Johnson mantuvo una relación estrecha con su madre y nunca olvidó que su imperio empresarial comenzó con su buena disposición a utilizar sus muebles como garantía para establecer el Negro Digest. Su madre fue vicepresidenta de la compañía y tenía oficinas en el sexto piso del edificio Johnson Publishing Company de Chicago, desde dónde podía “ver como crecía su inversión”. Su padrastro, James Williams, fue nombrado encargado del edificio.

A pesar del amplio alcance y diversidad de sus intereses empresariales, Johnson admitió que su estilo administrativo era práctico y directo, y que cada detalle de las operaciones exigía su autorización personal. Aunque las tareas se remitieran a otros, Johnson consideraba que sus empleados necesitaban una vigilancia y supervisión diaria para asegurar un desempeño óptimo. Si bien en los años ochenta nombró a su hija, Linda Johnson Rice, presidenta y directora general, no había duda de que él seguía en el mando, pero le pedía [a su hija] “su opinión sobre las decisiones que pensaba tomar”.

Para el año 1990 se calcula que la riqueza personal de Johnson alcanzaba unos 150 millones de dólares. En 1997, el presidente Bill Clinton entregó a Johnson la Medalla presidencial de la Libertad, y en 2001 fue incluido en el Salón de la Fama Empresarial de Arkansas. Entre otros premios y galardones que recibió Johnson cabe destacar la Medalla Spingarn de la Asociación Nacional para el Avance de la Gente de Color (NAACP), el Premio Horatio Alger y la distinción de ser el primer afroestadounidense incluido en la lista de la revista Forbes de los cuatrocientos estadounidenses más acaudalados.

Las contribuciones de John Johnson allanaron el camino hacia el éxito de los actuales magnates afroestadounidenses de los medios de comunicación, entre ellos Oprah Winfrey, Robert Johnson (no relacionado con John Johnson) fundador de Black Entertainment Television y el productor de cine Tyler Perry. La Universidad Howard le puso el nombre de Johnson a su Escuela de Comunicaciones por la donación que éste hizo de cuatro millones de dólares para avanzar los estudios de comunicaciones para estudiantes negros.

La filosofía empresarial de Johnson se resume en una de sus citas más frecuentemente mencionadas: “Fracaso es una palabra que yo no acepto”.

John H. Johnson falleció en agosto de 2005 a causa de una insuficiencia cardíaca congestiva, a los 87 años de edad.

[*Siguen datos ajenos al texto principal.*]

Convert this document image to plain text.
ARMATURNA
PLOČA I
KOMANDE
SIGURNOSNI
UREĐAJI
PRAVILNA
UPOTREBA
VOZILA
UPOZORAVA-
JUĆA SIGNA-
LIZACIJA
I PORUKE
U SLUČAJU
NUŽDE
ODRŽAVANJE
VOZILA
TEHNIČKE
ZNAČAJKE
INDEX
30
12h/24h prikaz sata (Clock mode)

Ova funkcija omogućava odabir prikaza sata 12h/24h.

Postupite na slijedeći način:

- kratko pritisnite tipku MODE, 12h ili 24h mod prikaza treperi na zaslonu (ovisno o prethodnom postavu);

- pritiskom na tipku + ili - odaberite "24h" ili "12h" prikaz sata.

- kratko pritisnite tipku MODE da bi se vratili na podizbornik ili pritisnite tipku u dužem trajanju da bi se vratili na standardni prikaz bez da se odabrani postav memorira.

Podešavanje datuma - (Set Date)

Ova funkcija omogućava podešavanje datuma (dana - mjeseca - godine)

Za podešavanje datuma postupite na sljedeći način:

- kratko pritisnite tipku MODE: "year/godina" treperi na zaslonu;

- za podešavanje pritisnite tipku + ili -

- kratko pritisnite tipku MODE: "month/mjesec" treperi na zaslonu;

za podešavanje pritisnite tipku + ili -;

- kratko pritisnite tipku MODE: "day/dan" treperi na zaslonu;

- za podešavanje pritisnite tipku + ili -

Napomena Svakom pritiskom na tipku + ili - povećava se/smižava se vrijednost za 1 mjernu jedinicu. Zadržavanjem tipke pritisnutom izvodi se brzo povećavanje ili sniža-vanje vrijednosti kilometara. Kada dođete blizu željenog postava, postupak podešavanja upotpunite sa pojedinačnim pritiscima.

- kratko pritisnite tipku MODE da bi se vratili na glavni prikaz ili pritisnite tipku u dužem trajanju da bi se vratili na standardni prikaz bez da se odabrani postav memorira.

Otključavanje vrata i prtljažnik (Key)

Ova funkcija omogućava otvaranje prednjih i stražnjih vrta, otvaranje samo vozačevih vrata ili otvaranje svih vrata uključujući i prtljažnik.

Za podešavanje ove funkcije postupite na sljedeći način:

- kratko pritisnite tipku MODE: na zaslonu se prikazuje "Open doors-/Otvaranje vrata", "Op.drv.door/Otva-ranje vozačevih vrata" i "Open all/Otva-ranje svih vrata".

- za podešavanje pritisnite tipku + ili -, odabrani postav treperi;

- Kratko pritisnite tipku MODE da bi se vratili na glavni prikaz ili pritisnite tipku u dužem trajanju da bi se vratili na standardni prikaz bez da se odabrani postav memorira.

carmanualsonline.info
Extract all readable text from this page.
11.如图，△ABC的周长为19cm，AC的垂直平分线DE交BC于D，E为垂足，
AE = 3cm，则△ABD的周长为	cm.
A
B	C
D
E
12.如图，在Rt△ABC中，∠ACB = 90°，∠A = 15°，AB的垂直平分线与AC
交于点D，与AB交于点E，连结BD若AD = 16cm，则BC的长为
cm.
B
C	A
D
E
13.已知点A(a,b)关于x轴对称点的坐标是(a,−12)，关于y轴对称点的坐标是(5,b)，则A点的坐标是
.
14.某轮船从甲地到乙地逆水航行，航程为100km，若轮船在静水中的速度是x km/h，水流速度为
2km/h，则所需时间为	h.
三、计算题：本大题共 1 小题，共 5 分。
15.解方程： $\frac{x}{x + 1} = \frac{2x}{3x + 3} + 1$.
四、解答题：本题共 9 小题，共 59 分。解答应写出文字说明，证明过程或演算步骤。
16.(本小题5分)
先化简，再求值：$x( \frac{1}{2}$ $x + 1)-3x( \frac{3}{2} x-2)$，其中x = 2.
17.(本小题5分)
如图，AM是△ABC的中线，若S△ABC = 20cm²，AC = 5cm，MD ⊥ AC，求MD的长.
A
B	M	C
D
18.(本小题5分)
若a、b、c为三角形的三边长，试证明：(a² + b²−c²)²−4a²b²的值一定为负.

Clint C. Wilson II es profesor de Periodismo y catedrático en la Escuela de Comunicaciones John H. Johnson de la Universidad Howard. Enseñó en la Universidad del Sur de California, donde obtuvo su doctorado, en la Universidad del Estado de California en Los Ángeles y en la Universidad Pepperdine. Es experto en medios de comunicación afroestadounidenses y sus libros sobre el tema incluyen Racism, Sexism and the Media con Félix Gutiérrez y Lena M. Chao (2003, 3ra edición). Ha escrito para revistas como Journalism Educator y Columbia Journalism Review, y para varias agencias de noticias, entre ellas Associated Press y el Washington Post. Wilson es uno de los fundadores de la Asociación de Periodistas Negros del Sur de California.